ByteDance ha ordenado a TikTok que elabore un plan de contingencia ante la posibilidad de que la app tenga que dejar de operar en Estados Unidos el próximo 15 de septiembre. Así lo publica Reuters que cita fuentes cercanas con la compañía.

El próximo 15 de septiembre expira el plazo dado por Donald Trump y ByteDance tendrá que dejar de operar en Estados Unidos si el negocio no ha pasado a manos estadounidenses. Así lo estipula el decreto en el que el Gobierno de Estados Unidos sigue aduciendo razones de seguridad nacional para tomar la decisión. “La recopilación de datos (de TikTok) amenaza con permitir que el Partido Comunista Chino acceda a la información personal y privada de los estadounidenses, lo que potencialmente le permite a China rastrear las ubicaciones de los empleados y contratistas federales, crear expedientes de información personal para chantaje y realizar espionaje corporativo”.

En la carrera por hacerse con el control de TikTok se encuentran Microsoft (a priori la mejor posicionada) y Oracle (quien cuenta con el beneplácito de Donald Trump). Según las fuentes consultadas por Reuters, se espera que en las próximas horas ByteDance decida con qué empresa va a entablar conversaciones “en exclusiva”.

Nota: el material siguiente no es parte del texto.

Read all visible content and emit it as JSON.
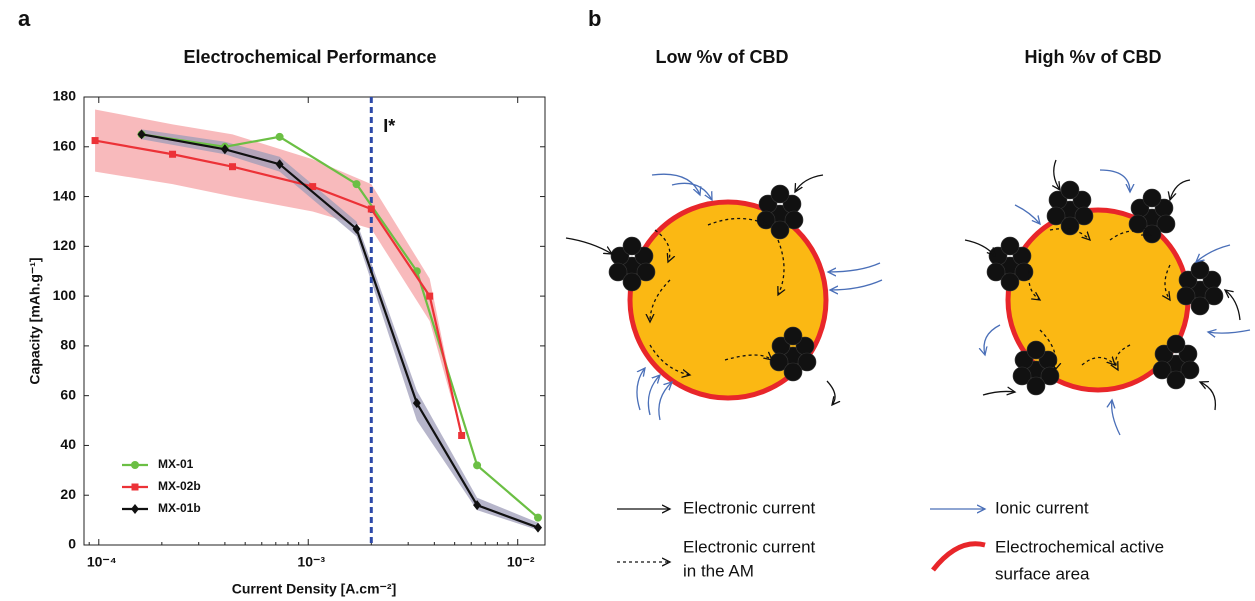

No obstante, aunque ByteDance lograse alcanzar un acuerdo con alguna de estas dos compañías, éste tendría que ser aprobado por los gobiernos tanto de Estados Unidos como de China. El plan de contingencia tendría que contemplar la posibilidad de que uno de estos dos países decidiese bloquear cualquiera de los dos acuerdos.

La batalla por TikTok también se ha trasladado a los tribunales tras la decisión adoptada por la firma de presentar una demanda contra el Gobierno de Estados Unidos al considerar que no hay ninguna prueba para que la orden ejecutiva firmada por Donald Trump se lleve a cabo.